Pourtant, malgré ce tableau parfait, je ressens une lourdeur dans tout mon corps. L'épuisement. Pas seulement à cause du long trajet, mais à cause de tout ce que j'ai laissé derrière moi. Luna, avec ses crises de personnalité, ses moments où Felicity et Gloomy prenaient tour à tour le contrôle, a drainé tellement d'énergie ces dernières années. Je l'aime comme une sœur, mais parfois, j'ai l'impression de me perdre en essayant de l'aider à se retrouver.

Et puis, il y a Sky. Mon frère, toujours au cœur de l'action, de ses combats de boxe, de sa carrière montante, et de sa vie survoltée. C'est comme s'il ne s'arrêtait jamais, et être à ses côtés me donnait parfois le vertige. Même à distance, il y a cette pression silencieuse qu'il met sur mes épaules, sans jamais s'en rendre compte. Il est mon roc, mais aussi celui qui me maintient dans cette zone où je ne suis jamais vraiment libre.

Je prends une grande respiration en arrêtant la voiture devant le chalet familial. C'est une belle maison en bois, enveloppée dans la neige.
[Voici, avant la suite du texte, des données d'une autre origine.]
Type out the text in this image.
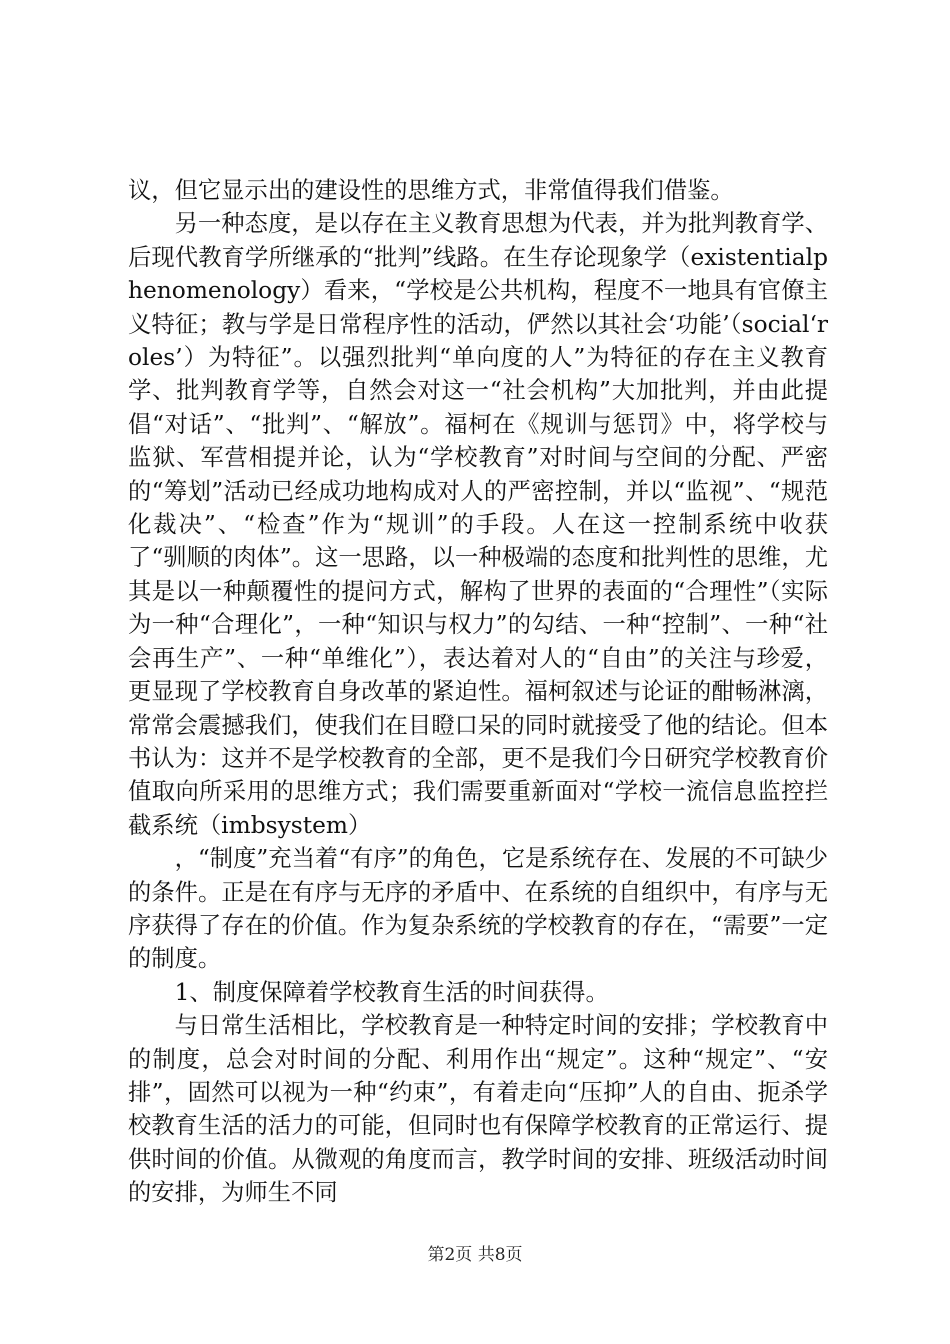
议，但它显示出的建设性的思维方式，非常值得我们借鉴。

另一种态度，是以存在主义教育思想为代表，并为批判教育学、后现代教育学所继承的“批判”线路。在生存论现象学（existentialphenomenology）看来，“学校是公共机构，程度不一地具有官僚主义特征；教与学是日常程序性的活动，俨然以其社会‘功能’（social‘roles’）为特征”。以强烈批判“单向度的人”为特征的存在主义教育学、批判教育学等，自然会对这一“社会机构”大加批判，并由此提倡“对话”、“批判”、“解放”。福柯在《规训与惩罚》中，将学校与监狱、军营相提并论，认为“学校教育”对时间与空间的分配、严密的“筹划”活动已经成功地构成对人的严密控制，并以“监视”、“规范化裁决”、“检查”作为“规训”的手段。人在这一控制系统中收获了“驯顺的肉体”。这一思路，以一种极端的态度和批判性的思维，尤其是以一种颠覆性的提问方式，解构了世界的表面的“合理性”（实际为一种“合理化”，一种“知识与权力”的勾结、一种“控制”、一种“社会再生产”、一种“单维化”），表达着对人的“自由”的关注与珍爱，更显现了学校教育自身改革的紧迫性。福柯叙述与论证的酣畅淋漓，常常会震撼我们，使我们在目瞪口呆的同时就接受了他的结论。但本书认为：这并不是学校教育的全部，更不是我们今日研究学校教育价值取向所采用的思维方式；我们需要重新面对“学校一流信息监控拦截系统（imbsystem）

，“制度”充当着“有序”的角色，它是系统存在、发展的不可缺少的条件。正是在有序与无序的矛盾中、在系统的自组织中，有序与无序获得了存在的价值。作为复杂系统的学校教育的存在，“需要”一定的制度。

1、制度保障着学校教育生活的时间获得。

与日常生活相比，学校教育是一种特定时间的安排；学校教育中的制度，总会对时间的分配、利用作出“规定”。这种“规定”、“安排”，固然可以视为一种“约束”，有着走向“压抑”人的自由、扼杀学校教育生活的活力的可能，但同时也有保障学校教育的正常运行、提供时间的价值。从微观的角度而言，教学时间的安排、班级活动时间的安排，为师生不同

第2页 共8页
Les volets sont fermés, et tout est silencieux. Exactement comme je l'avais imaginé. Le calme, la solitude, un moment rien qu'à moi.

Je coupe le moteur et sors lentement de la voiture, mes bottes s'enfonçant dans la neige épaisse. Le froid mordille mes joues, mais je ne m'en soucie pas. Le chalet semble m'accueillir avec la promesse de sérénité.
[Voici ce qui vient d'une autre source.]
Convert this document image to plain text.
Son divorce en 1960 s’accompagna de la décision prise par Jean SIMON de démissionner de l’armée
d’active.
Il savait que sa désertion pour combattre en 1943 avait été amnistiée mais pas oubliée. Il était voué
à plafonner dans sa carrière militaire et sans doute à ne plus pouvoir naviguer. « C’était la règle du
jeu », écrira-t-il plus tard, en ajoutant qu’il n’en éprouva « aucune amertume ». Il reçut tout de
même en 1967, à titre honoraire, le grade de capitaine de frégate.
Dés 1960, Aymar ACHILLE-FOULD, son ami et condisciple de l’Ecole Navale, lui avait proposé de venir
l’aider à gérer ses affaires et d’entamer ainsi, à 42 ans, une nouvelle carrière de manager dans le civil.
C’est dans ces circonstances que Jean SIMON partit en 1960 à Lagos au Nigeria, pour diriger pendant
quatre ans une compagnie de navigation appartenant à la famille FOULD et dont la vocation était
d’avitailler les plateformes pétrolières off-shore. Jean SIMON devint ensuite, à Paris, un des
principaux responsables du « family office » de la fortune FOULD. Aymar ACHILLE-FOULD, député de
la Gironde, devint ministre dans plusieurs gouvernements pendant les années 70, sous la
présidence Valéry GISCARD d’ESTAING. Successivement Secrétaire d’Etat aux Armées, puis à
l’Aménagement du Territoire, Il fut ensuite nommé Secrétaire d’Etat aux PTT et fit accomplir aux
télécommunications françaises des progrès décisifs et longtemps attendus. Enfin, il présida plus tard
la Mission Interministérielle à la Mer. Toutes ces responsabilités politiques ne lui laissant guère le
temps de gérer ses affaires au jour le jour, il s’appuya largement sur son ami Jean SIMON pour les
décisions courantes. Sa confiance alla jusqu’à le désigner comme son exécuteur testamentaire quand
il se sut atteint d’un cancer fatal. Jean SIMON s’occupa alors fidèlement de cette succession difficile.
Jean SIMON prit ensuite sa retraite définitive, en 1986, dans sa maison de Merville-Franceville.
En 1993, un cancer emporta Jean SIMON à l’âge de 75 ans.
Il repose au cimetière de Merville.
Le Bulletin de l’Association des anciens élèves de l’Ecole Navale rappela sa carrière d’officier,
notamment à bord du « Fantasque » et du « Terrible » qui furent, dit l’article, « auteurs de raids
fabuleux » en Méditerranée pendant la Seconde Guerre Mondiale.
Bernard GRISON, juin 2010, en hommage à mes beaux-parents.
Je déverrouille la porte avec une vieille clé en métal que maman m'a confiée avant de partir.

L'intérieur est exactement comme dans mes souvenirs : chaleureux, avec des boiseries partout, un grand salon où trône une cheminée en pierre, et des fauteuils qui semblent m'attendre, invitant au confort. Je laisse tomber mes sacs dans l'entrée, me sentant soudain libérée de tout poids.

Je suis enfin seule.

Je me débarrasse de ma sure couche de vêtements et me dirige immédiatement vers la cheminée. Il ne fait pas encore trop froid, mais j'ai toujours adoré l'ambiance d'un feu crépitant. Ça apporte une chaleur qui va au-delà du simple fait de se réchauffer.

Je prends quelques bûches que je place maladroitement dans l'âtre, un peu comme si j'avais une idée précise de ce que je faisais. Le bois craque légèrement sous mes doigts, et je frotte une allumette, prêt à voir les flammes danser dans la cheminée.

Facile. Non ?

Après tout, c'est juste du feu. Mais la première allumette s'éteint avant même d'effleurer le bois. Je fronce les sourcils, attrape une deuxième allumette et tente à nouveau. Rien.

Bon, ok... On va y arriver.

J'attrape un peu de papier journal que je froisse en boule et le glisse sous les bûches. Je saisis une autre allumette, pleine d'espoir cette fois, et approche la flamme tremblante du papier. Le papier commence à brûler, je souris, mais... les bûches restent obstinément froides et sans vie.

⸺ Oh, sérieusement ?!

Je lâche un petit rire nerveux en secouant la tête puis me relève, tourne autour de la cheminée, cherchant peut-être une solution magique à mon problème. Est-ce que c'est vraiment aussi compliqué que ça ? Je me rappelle les moments où papa allumait ce feu en un clin d'œil, comme s'il avait un don particulier. Apparemment, ce talent ne m'a pas été transmis.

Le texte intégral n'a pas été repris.